Within the concept of the invention "determinator", "divider", "assignator" is to be broadly understood and to comprise e.g. any piece of hard- ware (such a determinator, divider, assignator), any circuit or sub-circuit designed for performing a determination, division, assignment as described as well as any piece of soft-ware (computer program or sub program or set of computer programs, or program code(s)) designed or programmed to perform a determination, division, assignment as well as any combination of pieces of hardware and software acting as such, alone or in combination, without being restricted to the below given exemplary embodiments. It will be appreciated by persons skilled in the art that the present invention is not limited by what has been particularly shown and described hereinabove. The invention resides in each and every novel characteristic feature and each and every combination of characteristic features. Reference numerals in the claims do not limit their protective scope. Use of the verb "to comprise" and its conjugations does not exclude the presence of elements other than those stated in the claims. Use of the article "a" or "an" preceding an element does not exclude the presence of a plurality of such elements.

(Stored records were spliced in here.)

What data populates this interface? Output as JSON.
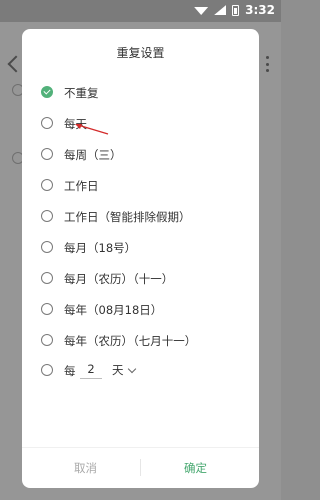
{
  "status_bar": {
    "time": "3:32"
  },
  "dialog": {
    "title": "重复设置",
    "options": [
      {
        "label": "不重复",
        "selected": true
      },
      {
        "label": "每天",
        "selected": false
      },
      {
        "label": "每周（三）",
        "selected": false
      },
      {
        "label": "工作日",
        "selected": false
      },
      {
        "label": "工作日（智能排除假期）",
        "selected": false
      },
      {
        "label": "每月（18号）",
        "selected": false
      },
      {
        "label": "每月（农历）（十一）",
        "selected": false
      },
      {
        "label": "每年（08月18日）",
        "selected": false
      },
      {
        "label": "每年（农历）（七月十一）",
        "selected": false
      }
    ],
    "custom": {
      "prefix": "每",
      "value": "2",
      "unit": "天"
    },
    "buttons": {
      "cancel": "取消",
      "ok": "确定"
    }
  },
  "colors": {
    "accent": "#52b17a",
    "confirm": "#47a870",
    "annotation": "#d32b2b"
  }
}
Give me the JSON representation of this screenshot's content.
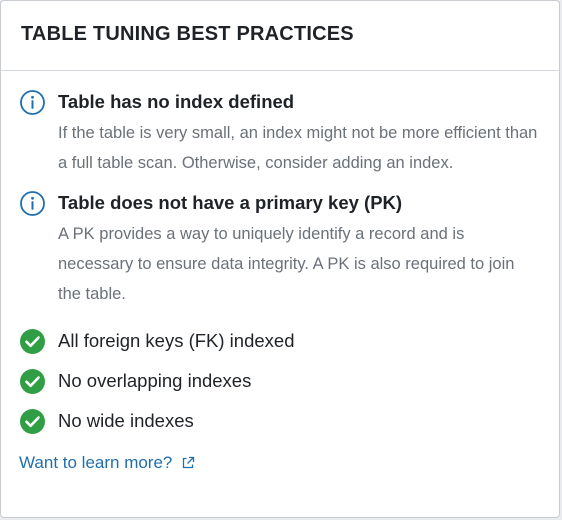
{
  "popover": {
    "title": "TABLE TUNING BEST PRACTICES"
  },
  "warnings": [
    {
      "icon": "info-icon",
      "title": "Table has no index defined",
      "description": "If the table is very small, an index might not be more efficient than a full table scan. Otherwise, consider adding an index."
    },
    {
      "icon": "info-icon",
      "title": "Table does not have a primary key (PK)",
      "description": "A PK provides a way to uniquely identify a record and is necessary to ensure data integrity. A PK is also required to join the table."
    }
  ],
  "passed": [
    {
      "icon": "check-circle-icon",
      "label": "All foreign keys (FK) indexed"
    },
    {
      "icon": "check-circle-icon",
      "label": "No overlapping indexes"
    },
    {
      "icon": "check-circle-icon",
      "label": "No wide indexes"
    }
  ],
  "learn_more": {
    "label": "Want to learn more?",
    "icon": "external-link-icon"
  },
  "colors": {
    "info_icon": "#1f6fb0",
    "check_icon": "#2f9e44",
    "link": "#1f6fb0"
  }
}
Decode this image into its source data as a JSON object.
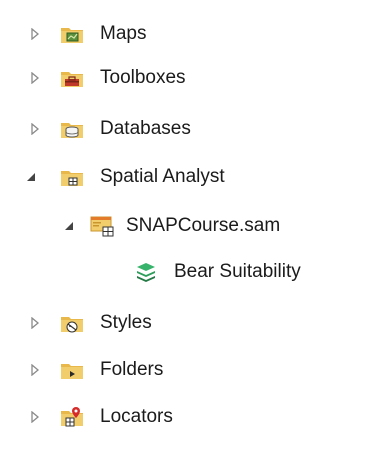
{
  "tree": {
    "items": [
      {
        "label": "Maps",
        "icon": "maps-folder-icon",
        "expanded": false,
        "level": 0
      },
      {
        "label": "Toolboxes",
        "icon": "toolbox-folder-icon",
        "expanded": false,
        "level": 0
      },
      {
        "label": "Databases",
        "icon": "database-folder-icon",
        "expanded": false,
        "level": 0
      },
      {
        "label": "Spatial Analyst",
        "icon": "spatial-analyst-folder-icon",
        "expanded": true,
        "level": 0
      },
      {
        "label": "SNAPCourse.sam",
        "icon": "model-file-icon",
        "expanded": true,
        "level": 1
      },
      {
        "label": "Bear Suitability",
        "icon": "layers-icon",
        "expanded": null,
        "level": 2
      },
      {
        "label": "Styles",
        "icon": "styles-folder-icon",
        "expanded": false,
        "level": 0
      },
      {
        "label": "Folders",
        "icon": "folders-folder-icon",
        "expanded": false,
        "level": 0
      },
      {
        "label": "Locators",
        "icon": "locators-folder-icon",
        "expanded": false,
        "level": 0
      }
    ]
  },
  "colors": {
    "folder": "#e8b84a",
    "folder_dark": "#c9962d",
    "twisty_collapsed": "#8a8a8a",
    "twisty_expanded": "#444444",
    "layers_green": "#2e9e5b"
  }
}
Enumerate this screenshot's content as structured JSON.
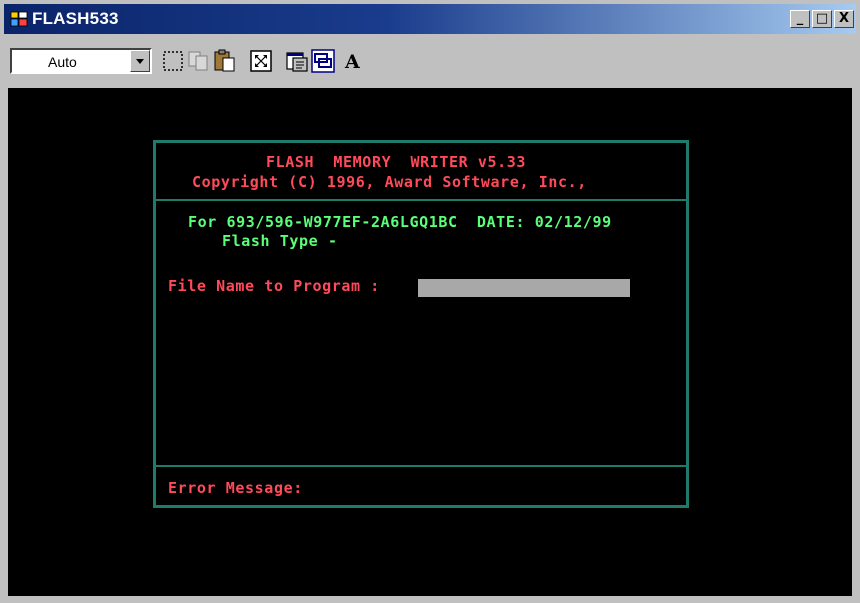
{
  "window": {
    "title": "FLASH533",
    "controls": {
      "minimize": "_",
      "maximize": "□",
      "close": "X"
    }
  },
  "toolbar": {
    "font_select_value": "Auto",
    "buttons": [
      {
        "name": "mark-icon"
      },
      {
        "name": "copy-icon"
      },
      {
        "name": "paste-icon"
      },
      {
        "name": "fullscreen-icon"
      },
      {
        "name": "properties-icon"
      },
      {
        "name": "background-icon"
      },
      {
        "name": "font-icon",
        "glyph": "A"
      }
    ]
  },
  "console": {
    "header_title": "FLASH  MEMORY  WRITER v5.33",
    "copyright": "Copyright (C) 1996, Award Software, Inc.,",
    "for_line": "For 693/596-W977EF-2A6LGQ1BC  DATE: 02/12/99",
    "flash_type": "Flash Type -",
    "file_prompt": "File Name to Program :",
    "file_value": "",
    "error_label": "Error Message:"
  },
  "colors": {
    "title_bar": "#0a246a",
    "console_bg": "#000000",
    "frame": "#1e7a6a",
    "red_text": "#ff4a5a",
    "green_text": "#5aff78",
    "input_bg": "#a8a8a8"
  }
}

The present invention has been described in terms of specific embodiments, which are illustrative of the invention and not to be construed as limiting. The invention may be implemented in hardware, firmware or software, or in a combination of them. Other embodiments are within the scope of the following claims.

Claims

CLAIMS:

1. A method for determining motion vectors from image data for blocks or objects of an image taken from an image sequence, characterized in that for a block B(X) or object the pixels are divided (33) in two or more groups (G_a, Gb) in accordance with a comparison of a division criterion (Av(X,n)) with the information F(x,n) of the pixels, and for each group (G_a, Gb) within the block B(X) or object a motion vector (D_a, Db) is determined (34), and the respective motion vectors (D_a, D_b) are assigned to the block (B(X)) and applied to the pixels of the respective groups (G_a, Gb) within the block.

2. A method as claimed in claim 1, characterized in that the number of groups per block is equal to or less than four.

3. A method as claimed in claim 1, characterized in that the number of groups per block is two.

4. A method as claimed in claim 1, characterized in that the division criterion

(Av(X,n)) is determined based on the information content (F(x,n) of the pixels within the block B(X).

5. A method as claimed in claim 4, characterized in that the division criterion is the average luminance value of the pixels within the group.

6. A method as claimed in claim 4, characterized in that the division criterion is the median luminance value of the pixels within the group.

7. A method as claimed in claim 1, characterized in that the difference between motion vectors determined for different groups is compared to a threshold value, and, if the difference is less than the threshold value, the respective motion vectors are replaced by a combination of said motion vectors.

8. A display device comprising a determinator for determining motion vectors for blocks or objects of an image taken from an image sequence, characterized in that the determinator comprises a divider to divide a block or object the pixels in two or more groups in accordance with a comparison of a division criterion with the information of the pixels, the determinator determines subsequently for each group within the block or object a motion vector, and the determinator comprises an assignator to assign the respective motion vectors to the block for application to the pixels of the respective groups within the block.

9. A computer program product directly loadable into the internal memory of a digital computer, comprising software code portions for performing the steps of claim 1 when said product is run on a computer.